Lineage
In this dream that I keep having, the tiny thing is alive. It is white and precious and sculpted. It is new. Like a thought that balloons and balloons in the corner of your mind and then, from the briefest, slightest lapse in concentration, vanishes to the farthest reaches of knowing.
But this is not how it happens. Wakefulness is a hard edge from which you peer. You can step off it, can't you? Then there is the matter of loss.
Disclosure: I am the last descendant of survivors of a steamship disaster, my fathers, my mothers. Afterwards, they assembled on the grey shore, each one blanketed about the shoulders by sackcloth, rough wool, foreign arms. It is hard to see them now in the mute footage of the mind. They move and affix to anything, like names.
So it is said. Method comes to me. Method comes to me as desire comes to me, always with surreptitious negotiations, hidden debt. I did not grow up perceiving lack.

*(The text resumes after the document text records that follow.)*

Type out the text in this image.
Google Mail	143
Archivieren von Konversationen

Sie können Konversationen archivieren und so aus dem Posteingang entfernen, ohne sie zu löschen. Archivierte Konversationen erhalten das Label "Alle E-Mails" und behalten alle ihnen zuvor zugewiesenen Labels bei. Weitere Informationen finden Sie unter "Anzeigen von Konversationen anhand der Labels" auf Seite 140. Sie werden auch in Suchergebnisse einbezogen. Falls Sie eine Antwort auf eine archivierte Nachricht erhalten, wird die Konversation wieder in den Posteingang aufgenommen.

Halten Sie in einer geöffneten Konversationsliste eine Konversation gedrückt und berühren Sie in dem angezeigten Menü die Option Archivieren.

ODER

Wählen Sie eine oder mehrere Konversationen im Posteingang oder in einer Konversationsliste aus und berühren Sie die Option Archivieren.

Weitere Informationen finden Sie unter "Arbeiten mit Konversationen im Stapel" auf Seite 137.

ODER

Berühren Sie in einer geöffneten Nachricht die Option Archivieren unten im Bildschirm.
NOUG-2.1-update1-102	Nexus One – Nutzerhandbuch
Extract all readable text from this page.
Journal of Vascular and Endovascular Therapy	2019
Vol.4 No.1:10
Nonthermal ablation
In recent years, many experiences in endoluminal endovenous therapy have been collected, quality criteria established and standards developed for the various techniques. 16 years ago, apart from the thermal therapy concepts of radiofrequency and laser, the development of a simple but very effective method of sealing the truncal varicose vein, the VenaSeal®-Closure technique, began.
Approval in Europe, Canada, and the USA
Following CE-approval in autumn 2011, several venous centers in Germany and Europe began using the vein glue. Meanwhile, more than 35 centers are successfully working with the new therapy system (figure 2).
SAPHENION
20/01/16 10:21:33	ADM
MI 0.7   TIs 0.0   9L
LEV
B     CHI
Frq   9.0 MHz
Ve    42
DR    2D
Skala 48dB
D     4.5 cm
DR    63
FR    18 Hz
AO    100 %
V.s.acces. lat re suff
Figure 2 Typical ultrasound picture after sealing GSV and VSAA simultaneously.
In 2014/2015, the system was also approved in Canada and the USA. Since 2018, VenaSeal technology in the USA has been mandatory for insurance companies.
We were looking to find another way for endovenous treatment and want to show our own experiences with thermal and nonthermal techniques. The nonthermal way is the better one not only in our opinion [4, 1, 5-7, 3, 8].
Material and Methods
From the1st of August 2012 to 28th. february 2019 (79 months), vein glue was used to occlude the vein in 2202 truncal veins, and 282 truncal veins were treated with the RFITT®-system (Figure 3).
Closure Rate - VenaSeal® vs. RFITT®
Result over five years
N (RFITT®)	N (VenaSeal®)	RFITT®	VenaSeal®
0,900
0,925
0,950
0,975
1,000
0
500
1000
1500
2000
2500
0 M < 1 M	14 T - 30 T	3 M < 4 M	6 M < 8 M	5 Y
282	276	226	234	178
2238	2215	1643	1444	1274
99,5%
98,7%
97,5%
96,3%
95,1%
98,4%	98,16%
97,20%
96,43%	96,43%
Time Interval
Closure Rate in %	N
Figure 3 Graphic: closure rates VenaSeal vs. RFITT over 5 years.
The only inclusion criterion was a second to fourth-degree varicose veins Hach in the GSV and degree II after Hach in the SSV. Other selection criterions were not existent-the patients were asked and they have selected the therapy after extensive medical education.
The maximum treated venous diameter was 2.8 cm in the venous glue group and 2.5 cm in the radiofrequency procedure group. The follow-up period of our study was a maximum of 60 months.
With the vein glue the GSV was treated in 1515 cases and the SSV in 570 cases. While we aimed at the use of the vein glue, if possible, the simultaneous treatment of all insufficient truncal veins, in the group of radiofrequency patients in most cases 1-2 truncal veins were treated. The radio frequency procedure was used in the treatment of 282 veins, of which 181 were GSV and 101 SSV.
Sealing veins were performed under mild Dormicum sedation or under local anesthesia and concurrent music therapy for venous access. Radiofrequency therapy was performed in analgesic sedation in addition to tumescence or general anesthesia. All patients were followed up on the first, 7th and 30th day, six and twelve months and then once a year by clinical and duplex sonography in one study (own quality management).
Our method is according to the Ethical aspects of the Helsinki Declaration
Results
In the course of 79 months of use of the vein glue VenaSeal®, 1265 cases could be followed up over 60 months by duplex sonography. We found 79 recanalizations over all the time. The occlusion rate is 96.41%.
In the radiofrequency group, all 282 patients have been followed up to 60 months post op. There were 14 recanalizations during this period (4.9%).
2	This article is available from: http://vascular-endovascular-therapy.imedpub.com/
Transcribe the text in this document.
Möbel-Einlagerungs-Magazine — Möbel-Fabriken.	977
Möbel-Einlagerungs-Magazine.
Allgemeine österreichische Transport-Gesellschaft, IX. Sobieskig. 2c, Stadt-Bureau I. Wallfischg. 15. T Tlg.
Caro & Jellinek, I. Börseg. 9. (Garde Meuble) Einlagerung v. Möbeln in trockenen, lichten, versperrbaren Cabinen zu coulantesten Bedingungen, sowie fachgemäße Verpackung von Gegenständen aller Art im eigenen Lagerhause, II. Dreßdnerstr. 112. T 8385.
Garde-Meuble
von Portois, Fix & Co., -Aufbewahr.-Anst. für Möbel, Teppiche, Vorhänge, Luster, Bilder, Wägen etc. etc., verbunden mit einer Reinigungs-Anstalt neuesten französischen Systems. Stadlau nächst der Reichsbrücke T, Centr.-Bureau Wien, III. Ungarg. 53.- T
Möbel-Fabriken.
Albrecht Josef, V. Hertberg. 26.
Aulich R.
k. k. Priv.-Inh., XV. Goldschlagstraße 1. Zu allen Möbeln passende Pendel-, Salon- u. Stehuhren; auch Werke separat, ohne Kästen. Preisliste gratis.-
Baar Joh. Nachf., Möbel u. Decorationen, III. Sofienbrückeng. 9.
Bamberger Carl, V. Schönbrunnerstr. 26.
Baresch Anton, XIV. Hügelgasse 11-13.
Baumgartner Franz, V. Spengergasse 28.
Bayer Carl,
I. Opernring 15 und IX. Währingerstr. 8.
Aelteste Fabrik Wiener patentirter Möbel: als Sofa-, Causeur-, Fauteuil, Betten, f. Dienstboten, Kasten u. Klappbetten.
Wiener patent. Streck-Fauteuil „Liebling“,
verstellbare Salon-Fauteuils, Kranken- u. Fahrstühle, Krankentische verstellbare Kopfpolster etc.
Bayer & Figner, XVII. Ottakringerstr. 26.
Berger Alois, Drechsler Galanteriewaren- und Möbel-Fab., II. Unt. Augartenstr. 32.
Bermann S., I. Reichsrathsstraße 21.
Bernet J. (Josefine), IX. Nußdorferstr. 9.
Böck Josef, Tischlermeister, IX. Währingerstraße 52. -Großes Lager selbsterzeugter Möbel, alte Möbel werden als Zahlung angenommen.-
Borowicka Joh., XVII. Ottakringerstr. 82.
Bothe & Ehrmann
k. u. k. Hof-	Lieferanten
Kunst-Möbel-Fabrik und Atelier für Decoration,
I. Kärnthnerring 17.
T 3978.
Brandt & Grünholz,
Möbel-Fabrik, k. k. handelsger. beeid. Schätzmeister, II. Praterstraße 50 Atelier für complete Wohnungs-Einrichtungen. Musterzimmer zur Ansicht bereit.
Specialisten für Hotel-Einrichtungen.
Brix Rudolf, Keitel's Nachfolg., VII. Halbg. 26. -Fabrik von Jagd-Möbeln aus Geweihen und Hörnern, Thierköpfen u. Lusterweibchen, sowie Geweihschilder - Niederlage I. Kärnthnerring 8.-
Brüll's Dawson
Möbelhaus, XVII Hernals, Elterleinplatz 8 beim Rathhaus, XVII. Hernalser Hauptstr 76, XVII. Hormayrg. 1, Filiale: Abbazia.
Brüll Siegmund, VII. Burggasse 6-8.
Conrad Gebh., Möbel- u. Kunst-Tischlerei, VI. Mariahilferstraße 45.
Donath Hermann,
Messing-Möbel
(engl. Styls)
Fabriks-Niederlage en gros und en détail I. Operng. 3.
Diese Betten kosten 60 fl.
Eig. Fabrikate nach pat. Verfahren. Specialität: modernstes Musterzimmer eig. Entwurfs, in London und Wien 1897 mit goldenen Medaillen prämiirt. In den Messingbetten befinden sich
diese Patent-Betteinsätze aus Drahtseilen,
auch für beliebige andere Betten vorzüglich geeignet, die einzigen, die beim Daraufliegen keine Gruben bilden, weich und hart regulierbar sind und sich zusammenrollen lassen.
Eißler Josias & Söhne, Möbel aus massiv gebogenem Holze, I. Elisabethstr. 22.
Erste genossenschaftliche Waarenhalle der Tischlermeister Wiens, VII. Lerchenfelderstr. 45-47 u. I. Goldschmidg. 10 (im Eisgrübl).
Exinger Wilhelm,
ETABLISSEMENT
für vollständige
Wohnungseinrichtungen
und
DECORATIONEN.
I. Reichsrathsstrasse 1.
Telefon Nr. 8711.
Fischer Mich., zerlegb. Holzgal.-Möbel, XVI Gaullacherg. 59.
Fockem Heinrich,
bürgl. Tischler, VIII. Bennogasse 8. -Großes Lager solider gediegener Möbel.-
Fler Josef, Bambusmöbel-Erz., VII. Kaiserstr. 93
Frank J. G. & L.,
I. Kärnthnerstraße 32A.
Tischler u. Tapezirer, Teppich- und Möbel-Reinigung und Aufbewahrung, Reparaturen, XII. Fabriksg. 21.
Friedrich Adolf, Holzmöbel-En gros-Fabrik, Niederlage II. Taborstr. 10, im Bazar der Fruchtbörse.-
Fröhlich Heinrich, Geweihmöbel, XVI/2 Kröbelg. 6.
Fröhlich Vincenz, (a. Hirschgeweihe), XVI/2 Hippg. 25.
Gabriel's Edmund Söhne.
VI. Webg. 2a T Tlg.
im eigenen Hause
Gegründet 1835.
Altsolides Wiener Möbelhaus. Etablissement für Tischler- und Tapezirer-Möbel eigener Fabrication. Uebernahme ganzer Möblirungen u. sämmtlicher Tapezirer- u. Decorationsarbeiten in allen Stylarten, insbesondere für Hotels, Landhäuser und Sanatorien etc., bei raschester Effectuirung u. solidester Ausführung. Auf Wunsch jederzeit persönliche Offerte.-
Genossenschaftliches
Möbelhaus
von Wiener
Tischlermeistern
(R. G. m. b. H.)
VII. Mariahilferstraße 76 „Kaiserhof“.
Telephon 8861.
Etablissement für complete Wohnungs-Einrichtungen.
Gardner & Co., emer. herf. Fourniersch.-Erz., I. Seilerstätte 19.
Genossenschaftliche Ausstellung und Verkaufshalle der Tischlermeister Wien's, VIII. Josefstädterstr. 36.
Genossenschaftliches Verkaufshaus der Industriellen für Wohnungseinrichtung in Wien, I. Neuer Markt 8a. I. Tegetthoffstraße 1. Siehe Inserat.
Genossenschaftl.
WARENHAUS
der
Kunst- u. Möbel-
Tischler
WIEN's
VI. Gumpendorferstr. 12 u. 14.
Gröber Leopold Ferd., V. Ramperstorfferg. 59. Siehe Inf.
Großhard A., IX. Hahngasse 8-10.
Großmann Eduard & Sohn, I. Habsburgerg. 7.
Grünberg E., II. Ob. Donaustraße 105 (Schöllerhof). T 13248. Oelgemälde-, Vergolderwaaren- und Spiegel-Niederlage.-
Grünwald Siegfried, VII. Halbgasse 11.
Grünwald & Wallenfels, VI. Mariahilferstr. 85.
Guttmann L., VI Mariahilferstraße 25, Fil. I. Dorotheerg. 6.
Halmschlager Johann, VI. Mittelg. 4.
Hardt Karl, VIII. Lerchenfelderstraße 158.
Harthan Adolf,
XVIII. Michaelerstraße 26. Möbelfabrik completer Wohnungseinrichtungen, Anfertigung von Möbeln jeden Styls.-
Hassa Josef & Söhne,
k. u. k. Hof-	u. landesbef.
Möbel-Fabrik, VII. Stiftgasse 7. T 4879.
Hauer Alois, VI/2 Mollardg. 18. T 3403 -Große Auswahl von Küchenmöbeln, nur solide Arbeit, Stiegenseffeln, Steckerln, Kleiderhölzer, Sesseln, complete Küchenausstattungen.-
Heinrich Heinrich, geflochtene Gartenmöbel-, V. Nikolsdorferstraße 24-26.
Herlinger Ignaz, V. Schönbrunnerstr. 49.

It's not the same. Can one feel one's mouth? Is it there? Yes.
The state of after is always the same. They lock the gates to the church cemetery. The cars approach slowly. I can see across the square to where you are, though it is never you.
II.
But the thing is not a thought. It is a child, newly hatched, the size of a fingernail paring. So let me start over. I have woken from a nap to answer the insistent tapping at my back door, and a man I hardly know presents me with this tiny child. I try to find a warm place for it, a safe place. But as I stand there, trying to decide where, it slips from my hand and disappears into the fibers of the carpet.
Was it always like this?
A concord of absences, imaginary pulses. The engines outside drawing breath. Light coming through the curtains. The sound of a man singing falsetto on the other side of the wall.